Barry Blitt has drawn 70 covers for The New Yorker, more than any living artist. A lot of his submissions have not made it.

When asked if he feels like he is continuously auditioning, he replied, "I think when you stop feeling like you're auditioning, then it's a bad sign. When you've done a lot of these things, it hurts more when you hand in something and it looks like crap!"

One image that actually DID make the cover was 2008's notorious "Fist Bump" - with President Barack Obama as an "Islamic terrorist," Michelle Obama as a "Black Panther."

To Blitt and liberals, it's a satire of a right-winger's view of the future First Couple. But editor David Remnick received tons of complaints - from the LEFT.

"The biggest response, Mo, was 'I get it, but those people out there, the unwashed masses in those other flat states in the middle of the country, they couldn't possibly get it, and they will use it as an iconography - a literal-minded iconography that Obama is unpatriotic, etc., etc.,'" Remnick said.

"Is that a little bit condescending?" asked Rocca.

"I thought it was TOTALLY condescending!" Remnick replied.

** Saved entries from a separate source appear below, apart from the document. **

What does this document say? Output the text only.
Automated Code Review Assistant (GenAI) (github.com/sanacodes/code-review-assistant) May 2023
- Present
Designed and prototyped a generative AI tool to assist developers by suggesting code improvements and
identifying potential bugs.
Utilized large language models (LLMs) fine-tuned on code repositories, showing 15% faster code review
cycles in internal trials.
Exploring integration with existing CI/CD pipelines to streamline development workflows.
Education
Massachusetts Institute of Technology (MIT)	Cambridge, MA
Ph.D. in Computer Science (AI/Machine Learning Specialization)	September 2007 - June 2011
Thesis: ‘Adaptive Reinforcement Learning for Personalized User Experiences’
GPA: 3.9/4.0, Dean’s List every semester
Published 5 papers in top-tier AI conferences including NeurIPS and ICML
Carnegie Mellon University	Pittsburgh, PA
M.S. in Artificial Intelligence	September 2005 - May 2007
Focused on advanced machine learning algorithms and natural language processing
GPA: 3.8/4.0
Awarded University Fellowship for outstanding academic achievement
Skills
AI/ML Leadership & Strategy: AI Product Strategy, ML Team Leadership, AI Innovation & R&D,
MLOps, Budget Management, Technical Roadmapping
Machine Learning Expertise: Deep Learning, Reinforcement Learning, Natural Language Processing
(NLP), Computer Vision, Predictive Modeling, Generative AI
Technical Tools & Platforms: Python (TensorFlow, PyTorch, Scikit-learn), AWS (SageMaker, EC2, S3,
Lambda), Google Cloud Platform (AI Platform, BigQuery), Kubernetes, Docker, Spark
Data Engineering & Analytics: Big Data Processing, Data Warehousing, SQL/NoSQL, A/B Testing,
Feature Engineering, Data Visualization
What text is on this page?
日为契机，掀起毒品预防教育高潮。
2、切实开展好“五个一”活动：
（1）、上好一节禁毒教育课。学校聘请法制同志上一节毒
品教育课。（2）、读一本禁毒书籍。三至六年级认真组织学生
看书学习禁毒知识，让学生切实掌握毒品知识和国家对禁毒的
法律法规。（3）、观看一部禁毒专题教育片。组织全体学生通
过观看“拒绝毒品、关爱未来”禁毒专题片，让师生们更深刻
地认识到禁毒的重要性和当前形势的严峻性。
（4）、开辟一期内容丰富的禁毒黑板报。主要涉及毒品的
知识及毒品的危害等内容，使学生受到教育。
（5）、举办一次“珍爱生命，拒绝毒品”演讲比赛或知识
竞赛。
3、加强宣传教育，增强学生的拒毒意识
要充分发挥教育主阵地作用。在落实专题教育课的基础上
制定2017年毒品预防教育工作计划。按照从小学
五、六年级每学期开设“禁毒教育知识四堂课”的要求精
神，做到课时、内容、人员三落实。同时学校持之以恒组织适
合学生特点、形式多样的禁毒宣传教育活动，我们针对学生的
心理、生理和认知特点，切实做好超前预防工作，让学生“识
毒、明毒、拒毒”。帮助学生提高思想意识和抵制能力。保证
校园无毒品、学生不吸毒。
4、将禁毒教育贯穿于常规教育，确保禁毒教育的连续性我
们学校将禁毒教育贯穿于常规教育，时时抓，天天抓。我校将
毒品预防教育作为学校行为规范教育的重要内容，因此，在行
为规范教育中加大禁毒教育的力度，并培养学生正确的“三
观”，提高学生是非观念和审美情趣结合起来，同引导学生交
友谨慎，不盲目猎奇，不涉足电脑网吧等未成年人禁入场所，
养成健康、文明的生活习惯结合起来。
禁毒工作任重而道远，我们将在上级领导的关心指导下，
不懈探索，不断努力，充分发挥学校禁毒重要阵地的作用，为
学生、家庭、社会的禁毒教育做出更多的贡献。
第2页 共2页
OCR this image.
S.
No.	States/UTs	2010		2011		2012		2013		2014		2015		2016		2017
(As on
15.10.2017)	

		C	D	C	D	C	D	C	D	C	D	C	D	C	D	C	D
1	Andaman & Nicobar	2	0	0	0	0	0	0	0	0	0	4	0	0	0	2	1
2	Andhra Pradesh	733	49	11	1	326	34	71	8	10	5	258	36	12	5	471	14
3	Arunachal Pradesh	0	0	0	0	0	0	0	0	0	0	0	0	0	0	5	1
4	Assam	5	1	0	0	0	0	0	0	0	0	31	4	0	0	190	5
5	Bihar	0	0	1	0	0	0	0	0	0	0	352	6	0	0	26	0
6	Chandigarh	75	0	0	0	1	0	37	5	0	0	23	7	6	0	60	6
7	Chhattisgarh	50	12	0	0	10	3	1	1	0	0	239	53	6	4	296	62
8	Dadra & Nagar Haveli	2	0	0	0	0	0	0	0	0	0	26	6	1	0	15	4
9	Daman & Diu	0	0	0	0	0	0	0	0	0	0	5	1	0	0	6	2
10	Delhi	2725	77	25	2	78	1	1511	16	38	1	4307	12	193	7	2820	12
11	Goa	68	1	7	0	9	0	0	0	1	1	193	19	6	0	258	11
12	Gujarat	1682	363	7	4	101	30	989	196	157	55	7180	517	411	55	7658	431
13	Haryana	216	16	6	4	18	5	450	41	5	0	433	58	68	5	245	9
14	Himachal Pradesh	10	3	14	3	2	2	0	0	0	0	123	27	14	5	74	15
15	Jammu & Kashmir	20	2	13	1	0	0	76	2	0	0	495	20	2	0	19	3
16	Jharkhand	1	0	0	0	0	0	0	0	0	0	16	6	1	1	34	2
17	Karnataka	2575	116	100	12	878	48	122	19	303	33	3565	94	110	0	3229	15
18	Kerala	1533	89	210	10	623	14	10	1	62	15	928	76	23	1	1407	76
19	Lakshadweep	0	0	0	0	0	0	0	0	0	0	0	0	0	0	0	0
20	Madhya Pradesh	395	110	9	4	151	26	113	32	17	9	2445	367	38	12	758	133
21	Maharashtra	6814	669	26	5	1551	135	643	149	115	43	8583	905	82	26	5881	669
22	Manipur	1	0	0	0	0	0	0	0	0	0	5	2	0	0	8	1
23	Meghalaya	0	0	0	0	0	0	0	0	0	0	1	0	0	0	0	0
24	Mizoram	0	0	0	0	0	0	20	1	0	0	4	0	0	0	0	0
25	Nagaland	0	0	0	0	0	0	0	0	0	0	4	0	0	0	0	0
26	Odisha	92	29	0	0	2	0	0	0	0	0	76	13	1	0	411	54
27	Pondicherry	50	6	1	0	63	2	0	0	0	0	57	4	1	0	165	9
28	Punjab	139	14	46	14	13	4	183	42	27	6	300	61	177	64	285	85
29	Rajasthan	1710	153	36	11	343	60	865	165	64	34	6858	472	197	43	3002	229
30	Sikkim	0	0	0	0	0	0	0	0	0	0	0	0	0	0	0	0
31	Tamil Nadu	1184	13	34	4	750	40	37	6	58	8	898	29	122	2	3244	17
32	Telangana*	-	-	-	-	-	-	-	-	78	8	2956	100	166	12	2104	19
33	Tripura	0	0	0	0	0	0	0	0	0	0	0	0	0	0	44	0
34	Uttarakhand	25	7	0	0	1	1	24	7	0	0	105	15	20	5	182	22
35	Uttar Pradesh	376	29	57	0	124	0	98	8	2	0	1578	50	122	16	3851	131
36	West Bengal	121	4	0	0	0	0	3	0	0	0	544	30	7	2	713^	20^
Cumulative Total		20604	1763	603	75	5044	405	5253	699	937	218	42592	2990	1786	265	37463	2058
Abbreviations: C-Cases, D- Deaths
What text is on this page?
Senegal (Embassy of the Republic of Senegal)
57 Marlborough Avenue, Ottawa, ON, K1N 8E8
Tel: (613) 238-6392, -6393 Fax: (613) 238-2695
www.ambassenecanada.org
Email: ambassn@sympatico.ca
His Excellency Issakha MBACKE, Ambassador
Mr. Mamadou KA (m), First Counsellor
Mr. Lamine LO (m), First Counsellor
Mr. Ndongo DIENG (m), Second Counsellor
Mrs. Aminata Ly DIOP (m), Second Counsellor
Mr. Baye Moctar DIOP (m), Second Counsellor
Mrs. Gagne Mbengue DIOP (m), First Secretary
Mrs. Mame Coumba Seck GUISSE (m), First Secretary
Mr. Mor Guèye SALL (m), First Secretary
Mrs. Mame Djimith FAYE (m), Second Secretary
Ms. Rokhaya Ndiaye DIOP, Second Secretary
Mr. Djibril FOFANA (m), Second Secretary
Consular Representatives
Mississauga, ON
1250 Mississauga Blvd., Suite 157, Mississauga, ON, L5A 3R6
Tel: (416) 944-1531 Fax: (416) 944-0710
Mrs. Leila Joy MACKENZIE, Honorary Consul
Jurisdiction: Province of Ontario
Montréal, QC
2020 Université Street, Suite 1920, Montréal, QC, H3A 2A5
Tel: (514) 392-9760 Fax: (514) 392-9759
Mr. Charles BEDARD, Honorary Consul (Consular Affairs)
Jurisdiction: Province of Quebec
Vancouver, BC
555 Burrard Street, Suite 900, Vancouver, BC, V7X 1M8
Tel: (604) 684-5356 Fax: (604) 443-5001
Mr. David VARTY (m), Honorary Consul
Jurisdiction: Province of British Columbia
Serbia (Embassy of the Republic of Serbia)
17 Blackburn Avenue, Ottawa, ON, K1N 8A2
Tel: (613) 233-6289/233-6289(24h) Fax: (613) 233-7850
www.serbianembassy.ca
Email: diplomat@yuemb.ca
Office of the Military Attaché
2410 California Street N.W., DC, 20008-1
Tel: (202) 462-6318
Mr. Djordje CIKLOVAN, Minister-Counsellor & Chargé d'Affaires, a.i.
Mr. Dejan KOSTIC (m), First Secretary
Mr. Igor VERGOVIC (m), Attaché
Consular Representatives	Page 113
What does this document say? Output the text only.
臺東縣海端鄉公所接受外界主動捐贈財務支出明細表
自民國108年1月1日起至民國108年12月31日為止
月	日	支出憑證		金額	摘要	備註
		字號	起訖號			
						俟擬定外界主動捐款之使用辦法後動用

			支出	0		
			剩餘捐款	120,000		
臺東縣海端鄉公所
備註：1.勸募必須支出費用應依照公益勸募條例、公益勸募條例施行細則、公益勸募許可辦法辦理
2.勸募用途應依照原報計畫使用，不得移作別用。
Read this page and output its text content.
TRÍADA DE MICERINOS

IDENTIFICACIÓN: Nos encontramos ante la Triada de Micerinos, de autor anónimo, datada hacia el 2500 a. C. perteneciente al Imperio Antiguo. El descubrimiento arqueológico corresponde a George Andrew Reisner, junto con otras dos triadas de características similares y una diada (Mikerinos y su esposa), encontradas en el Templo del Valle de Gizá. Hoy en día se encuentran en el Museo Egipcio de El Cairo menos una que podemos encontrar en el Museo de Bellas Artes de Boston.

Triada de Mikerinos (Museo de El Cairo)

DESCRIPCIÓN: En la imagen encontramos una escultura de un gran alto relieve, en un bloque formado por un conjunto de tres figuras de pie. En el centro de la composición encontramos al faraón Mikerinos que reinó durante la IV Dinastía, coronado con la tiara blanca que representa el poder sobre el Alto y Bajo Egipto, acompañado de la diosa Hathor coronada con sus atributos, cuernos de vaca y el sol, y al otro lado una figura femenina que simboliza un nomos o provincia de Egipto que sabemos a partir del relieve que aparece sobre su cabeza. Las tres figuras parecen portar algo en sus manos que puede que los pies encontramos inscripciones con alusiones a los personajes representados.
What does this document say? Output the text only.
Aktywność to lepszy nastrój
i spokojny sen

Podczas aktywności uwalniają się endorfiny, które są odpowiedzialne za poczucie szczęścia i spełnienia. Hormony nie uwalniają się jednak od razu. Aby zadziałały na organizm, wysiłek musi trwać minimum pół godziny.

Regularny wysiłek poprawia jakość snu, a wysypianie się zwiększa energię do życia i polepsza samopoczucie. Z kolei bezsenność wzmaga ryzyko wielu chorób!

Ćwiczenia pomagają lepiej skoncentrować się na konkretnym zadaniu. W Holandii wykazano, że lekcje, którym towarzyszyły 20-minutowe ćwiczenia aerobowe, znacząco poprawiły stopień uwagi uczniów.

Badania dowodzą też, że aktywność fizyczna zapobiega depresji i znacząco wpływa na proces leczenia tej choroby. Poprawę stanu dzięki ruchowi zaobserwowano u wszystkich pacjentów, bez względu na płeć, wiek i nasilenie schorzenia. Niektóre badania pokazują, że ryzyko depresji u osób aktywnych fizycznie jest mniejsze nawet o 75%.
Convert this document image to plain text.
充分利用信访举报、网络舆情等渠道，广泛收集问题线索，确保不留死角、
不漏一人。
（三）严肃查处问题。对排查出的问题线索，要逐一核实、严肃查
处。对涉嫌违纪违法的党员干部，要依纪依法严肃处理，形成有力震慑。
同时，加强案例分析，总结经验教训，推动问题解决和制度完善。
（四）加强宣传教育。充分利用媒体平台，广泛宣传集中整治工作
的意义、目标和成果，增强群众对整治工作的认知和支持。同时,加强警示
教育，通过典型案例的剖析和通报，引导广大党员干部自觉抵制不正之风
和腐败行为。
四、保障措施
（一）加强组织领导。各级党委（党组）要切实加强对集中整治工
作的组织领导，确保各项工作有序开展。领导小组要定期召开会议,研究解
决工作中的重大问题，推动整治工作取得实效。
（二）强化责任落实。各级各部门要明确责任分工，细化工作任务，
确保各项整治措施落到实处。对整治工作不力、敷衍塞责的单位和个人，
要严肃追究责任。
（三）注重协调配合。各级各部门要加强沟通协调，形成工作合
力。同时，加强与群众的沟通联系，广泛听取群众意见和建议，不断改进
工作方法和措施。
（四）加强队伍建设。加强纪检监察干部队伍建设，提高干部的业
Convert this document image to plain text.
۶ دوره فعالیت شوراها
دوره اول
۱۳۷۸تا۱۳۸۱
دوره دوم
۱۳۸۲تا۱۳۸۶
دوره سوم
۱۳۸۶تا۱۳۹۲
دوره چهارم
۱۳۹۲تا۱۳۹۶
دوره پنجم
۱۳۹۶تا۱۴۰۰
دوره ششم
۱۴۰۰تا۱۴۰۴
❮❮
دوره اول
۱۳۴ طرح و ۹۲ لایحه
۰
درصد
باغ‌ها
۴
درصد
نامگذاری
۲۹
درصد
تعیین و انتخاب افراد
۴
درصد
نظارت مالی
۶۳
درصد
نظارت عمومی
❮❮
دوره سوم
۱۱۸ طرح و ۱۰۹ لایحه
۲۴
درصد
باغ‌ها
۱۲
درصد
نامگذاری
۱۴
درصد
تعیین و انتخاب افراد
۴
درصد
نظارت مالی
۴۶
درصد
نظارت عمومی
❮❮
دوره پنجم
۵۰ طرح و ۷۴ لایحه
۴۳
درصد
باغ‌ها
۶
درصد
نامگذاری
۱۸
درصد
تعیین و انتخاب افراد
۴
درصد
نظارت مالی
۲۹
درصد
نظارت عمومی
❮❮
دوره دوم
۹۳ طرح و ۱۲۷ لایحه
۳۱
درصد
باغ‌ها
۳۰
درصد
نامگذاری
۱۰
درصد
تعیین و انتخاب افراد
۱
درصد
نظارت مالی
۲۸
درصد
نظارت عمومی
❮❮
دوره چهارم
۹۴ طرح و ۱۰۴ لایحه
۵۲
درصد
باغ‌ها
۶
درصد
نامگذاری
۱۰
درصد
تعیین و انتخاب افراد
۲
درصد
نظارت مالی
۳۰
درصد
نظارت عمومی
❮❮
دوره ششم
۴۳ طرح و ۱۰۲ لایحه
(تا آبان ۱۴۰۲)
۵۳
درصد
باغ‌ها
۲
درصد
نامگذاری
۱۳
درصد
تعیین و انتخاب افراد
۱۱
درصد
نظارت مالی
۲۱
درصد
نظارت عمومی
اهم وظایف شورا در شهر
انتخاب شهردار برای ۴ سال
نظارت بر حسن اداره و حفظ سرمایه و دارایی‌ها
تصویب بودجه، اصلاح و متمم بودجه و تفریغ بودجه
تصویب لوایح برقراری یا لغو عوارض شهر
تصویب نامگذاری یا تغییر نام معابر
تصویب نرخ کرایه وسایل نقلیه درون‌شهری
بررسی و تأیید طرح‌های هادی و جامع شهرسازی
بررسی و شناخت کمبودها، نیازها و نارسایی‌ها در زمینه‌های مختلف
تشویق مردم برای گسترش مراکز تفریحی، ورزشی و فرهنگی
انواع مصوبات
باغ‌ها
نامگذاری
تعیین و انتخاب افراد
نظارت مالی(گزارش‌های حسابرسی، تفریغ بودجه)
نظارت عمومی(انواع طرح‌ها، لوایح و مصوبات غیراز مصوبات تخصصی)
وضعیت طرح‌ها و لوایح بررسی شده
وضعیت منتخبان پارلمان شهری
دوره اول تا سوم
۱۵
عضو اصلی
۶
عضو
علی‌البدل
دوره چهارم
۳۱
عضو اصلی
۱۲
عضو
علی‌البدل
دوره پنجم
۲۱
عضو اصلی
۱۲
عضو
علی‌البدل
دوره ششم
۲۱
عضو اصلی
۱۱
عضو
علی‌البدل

Four years later, Barry Blitt still isn't sure the joke landed: "The fact is, it was so misunderstood, I can't say 'They're all crazy and I'm not.'"

But Mouly stands by "Fist Bump" - and every other cover in her nearly-20-year career at the magazine.

"You love your job, don't you?" Rocca asked.

"I think I have the best job in the world," she said.

And there's more wall space to be filled, with every week a creative puzzle to solve.